A year in lockdown: How the pandemic changed the way we cook and dine

Our last unmasked night out at a restaurant was a year ago. The pandemic, and a year at the sink, has changed how we cook and dine

March 24, 2021 03:18 pm | Updated 07:30 pm IST

A representation image of Soy Soi restaurant

A representation image of Soy Soi restaurant

This time last year we were dreaming of butter in ransacked grocery aisles. Panic buying tinned food, stockpiling flour and hunting down biscuits in a desperate attempt to hold on to familiar comforts. Telling ourselves we just need to get through the next few weeks till things settle. Little did we know...

Remember your last unmasked restaurant dinner? That final heady cocktail in our pre-pandemic, hedonistic sanitiser-free lives? The last packed nightclub, alive with strobe lights and sweaty with dancers, none of whom had ever quarantined.

A time before QR-code menus, temperature checks and vaccination selfies.

It has been a year since India’s first lockdown, and the pandemic has changed the way we live, and hence naturally, the way we eat.

First, we washed dishes

March 2020 was a haze of grocery runs, YouTube cooking classes and scrubbing kadais between Zoom meetings.

Perhaps TikTok food trends best explain how the year influenced our cooking. First came sourdough, demanding skill, patience and basic ingredients — ideal for a time when ambulance sirens shrieked outside our windows and we craved a challenging distraction from ominous daily COVID-19 graphs.

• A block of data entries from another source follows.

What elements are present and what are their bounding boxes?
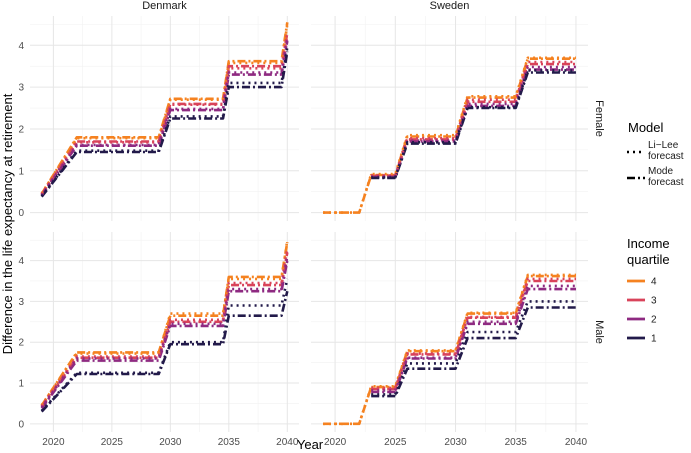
y-tick-label: 3 xyxy=(18,297,24,308)
y-tick-label: 4 xyxy=(18,41,24,52)
legend-quartile-label: 2 xyxy=(651,315,657,326)
x-tick-label: 2030 xyxy=(444,437,467,448)
y-tick-label: 1 xyxy=(18,379,24,390)
facet-label-sweden: Sweden xyxy=(430,0,470,12)
series-line-denmark-female-q3-lilee xyxy=(40,34,289,195)
legend-quartile-label: 1 xyxy=(651,334,657,345)
series-line-denmark-male-q4-mode xyxy=(40,241,289,407)
series-line-denmark-male-q2-lilee xyxy=(40,256,289,409)
series-line-denmark-female-q1-mode xyxy=(40,51,289,198)
series-line-sweden-female-q1-lilee xyxy=(371,69,576,179)
y-tick-label: 3 xyxy=(18,83,24,94)
series-line-denmark-male-q2-mode xyxy=(40,260,289,410)
panel-denmark-female xyxy=(30,16,299,221)
x-tick-label: 2025 xyxy=(101,437,124,448)
x-tick-label: 2035 xyxy=(505,437,528,448)
legend-model-label: forecast xyxy=(648,151,684,162)
series-line-denmark-female-q4-lilee xyxy=(40,24,289,195)
x-tick-label: 2035 xyxy=(218,437,241,448)
x-tick-label: 2040 xyxy=(276,437,299,448)
x-tick-label: 2025 xyxy=(384,437,407,448)
x-tick-label: 2020 xyxy=(324,437,347,448)
y-tick-label: 2 xyxy=(18,124,24,135)
facet-label-denmark: Denmark xyxy=(142,0,187,12)
y-tick-label: 1 xyxy=(18,166,24,177)
legend-model-label: forecast xyxy=(648,177,684,188)
series-line-denmark-male-q1-lilee xyxy=(40,278,289,412)
facet-label-female: Female xyxy=(593,100,605,137)
series-line-sweden-female-q1-mode xyxy=(371,71,576,180)
legend-income-title: quartile xyxy=(627,252,670,267)
legend-quartile-label: 4 xyxy=(651,277,657,288)
legend-model-label: Mode xyxy=(648,166,673,177)
series-line-sweden-male-q2-lilee xyxy=(371,284,576,392)
series-line-sweden-male-q3-lilee xyxy=(371,277,576,390)
legend-model-title: Model xyxy=(628,120,664,135)
legend-model-label: Li−Lee xyxy=(648,140,679,151)
x-tick-label: 2020 xyxy=(42,437,65,448)
x-axis-title: Year xyxy=(297,437,324,452)
series-line-denmark-female-q1-lilee xyxy=(40,47,289,198)
series-line-denmark-male-q1-mode xyxy=(40,290,289,413)
legend-quartile-label: 3 xyxy=(651,296,657,307)
x-tick-label: 2040 xyxy=(565,437,588,448)
series-line-sweden-male-q4-lilee xyxy=(323,273,576,426)
y-tick-label: 0 xyxy=(18,419,24,430)
x-tick-label: 2030 xyxy=(159,437,182,448)
y-tick-label: 4 xyxy=(18,256,24,267)
panel-sweden-male xyxy=(311,232,588,432)
y-axis-title: Difference in the life expectancy at ret… xyxy=(0,93,15,354)
facet-label-male: Male xyxy=(593,320,605,344)
y-tick-label: 0 xyxy=(18,208,24,219)
y-tick-label: 2 xyxy=(18,338,24,349)
legend-income-title: Income xyxy=(627,236,670,251)
series-line-sweden-male-q1-mode xyxy=(371,306,576,398)
panel-sweden-female xyxy=(311,16,588,221)
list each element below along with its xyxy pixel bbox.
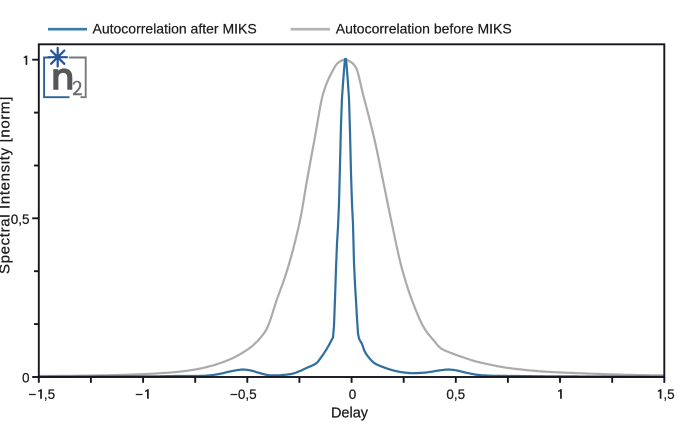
svg-text:−0,5: −0,5 <box>230 387 257 402</box>
svg-text:Autocorrelation after MIKS: Autocorrelation after MIKS <box>93 21 257 37</box>
svg-text:−: − <box>135 387 143 402</box>
svg-text:0,5: 0,5 <box>11 212 30 227</box>
svg-text:,5: ,5 <box>44 387 55 402</box>
svg-text:0: 0 <box>349 387 357 402</box>
svg-text:0: 0 <box>22 371 30 386</box>
svg-text:−: − <box>28 387 36 402</box>
svg-text:0,5: 0,5 <box>446 387 465 402</box>
svg-text:Delay: Delay <box>331 406 369 422</box>
svg-text:Autocorrelation before MIKS: Autocorrelation before MIKS <box>336 21 512 37</box>
svg-text:Spectral Intensity [norm]: Spectral Intensity [norm] <box>0 96 14 274</box>
svg-text:,5: ,5 <box>663 387 674 402</box>
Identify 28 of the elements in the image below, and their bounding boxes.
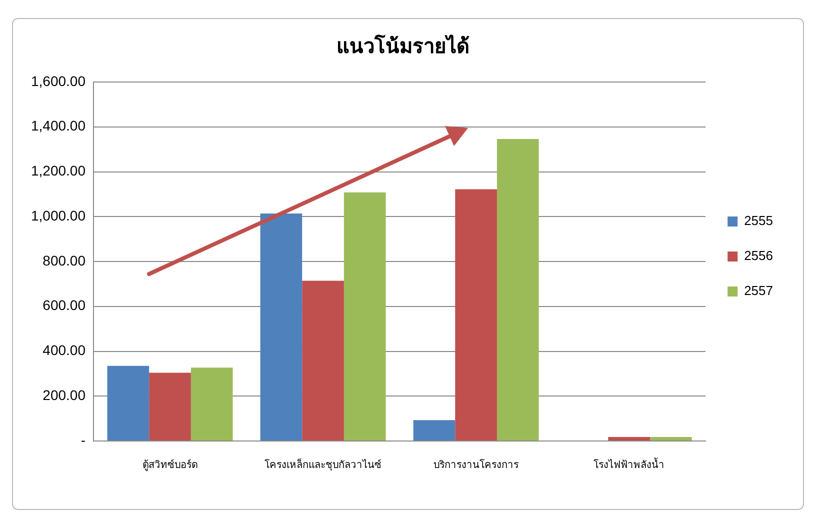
x-tick-label: ตู้สวิทซ์บอร์ด bbox=[142, 458, 198, 471]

Then came Dalgona coffee, channelling our excess energy into whipping sugar, milk and instant coffee into a fragrant froth. Now, as life begins to resume familiar patterns, a quick, elegant nature cereal is trending: pomegranate seeds, berries and ice cubes in a bowl with coconut water.

What they all have in common is a focus on quality ingredients. Through the first few months of lockdown, when fresh vegetables were in short supply, people began to explore ways to be more self sufficient, foraging through their backyards and starting kitchen gardens.

Dalgona Coffee

Dalgona Coffee

Paranoia around infected surfaces forced us to scrub our bags of rice, potatoes and apples with equal vigour, as well as cook instead of ordering in. Classes from mothers, grandmothers and chefs on Instagram demonstrated basic techniques and demystified regional ingredients, even as Facebook and WhatsApp groups buzzed with generously shared family recipes and cooking hacks.

One year later, we are all more comfortable in the kitchen. It helps that lockdown triggered a wave of food start-ups supplying high quality sauces, pickles and masala for home cooks making it easier to put together both family meals and dinner parties.

It also led to a dramatic rise in dishwasher sales.

Now, the joy of masked dining

Covid baby restaurants surprised everyone, including their promoters. Launching a restaurant is always risky. In a world bristling with fear, you would think it would be riskier. However, after many months of home cooking and solitary dining, customers are embracing new openings with excitement. So these spaces, opened soon after lockdown, bustle with a cheery camaraderie bolstered by a year of confinement.

Eager to venture out again, buoyed by savings accrued from a year at home, people are congregating at restaurants to work, reunite with friends or just linger over coffee.

The romance with home chefs was short. Of course, there was a rise in talented, motivated ones, who steadily cooked their way through the pandemic, drawing a loyal audience. But, in the surge of 2020, many put profits over passion, cutting costs on ingredients and raising prices arbitrarily. Quality is often inconsistent and packaging haphazard, although they do seem to strive tirelessly when it comes to updating Instagram.

We also saw a surge in dark kitchens, as customers embraced takeaway, all of varying quality. Given the current levels of competition, many of last year’s food start-ups will not survive through 2021. The survival of the fittest will come into play, so the ones that do stay open will be a dependable, valuable addition to the city’s foodscape.

The pandemic has devastated the hospitality industry, with restaurant closures and job cuts. However, the last few months have seen an encouraging number of restaurant openings, capitalising on low rents, lower overheads and a large pool of talented manpower available because of last year’s closures.

In response to the lockdowns, they are designed to be bright, filled with sunshine and colour. Menus focus on comfort over style, and local ingredients over imported exotica. Service is less formal, prioritising warmth over ritual. And customers, largely, are less demanding, grateful to be out again.

After a year of uncertainty, restaurants remind us about the joy of social interaction, even if it does come with masks, temperature guns and sanitiser.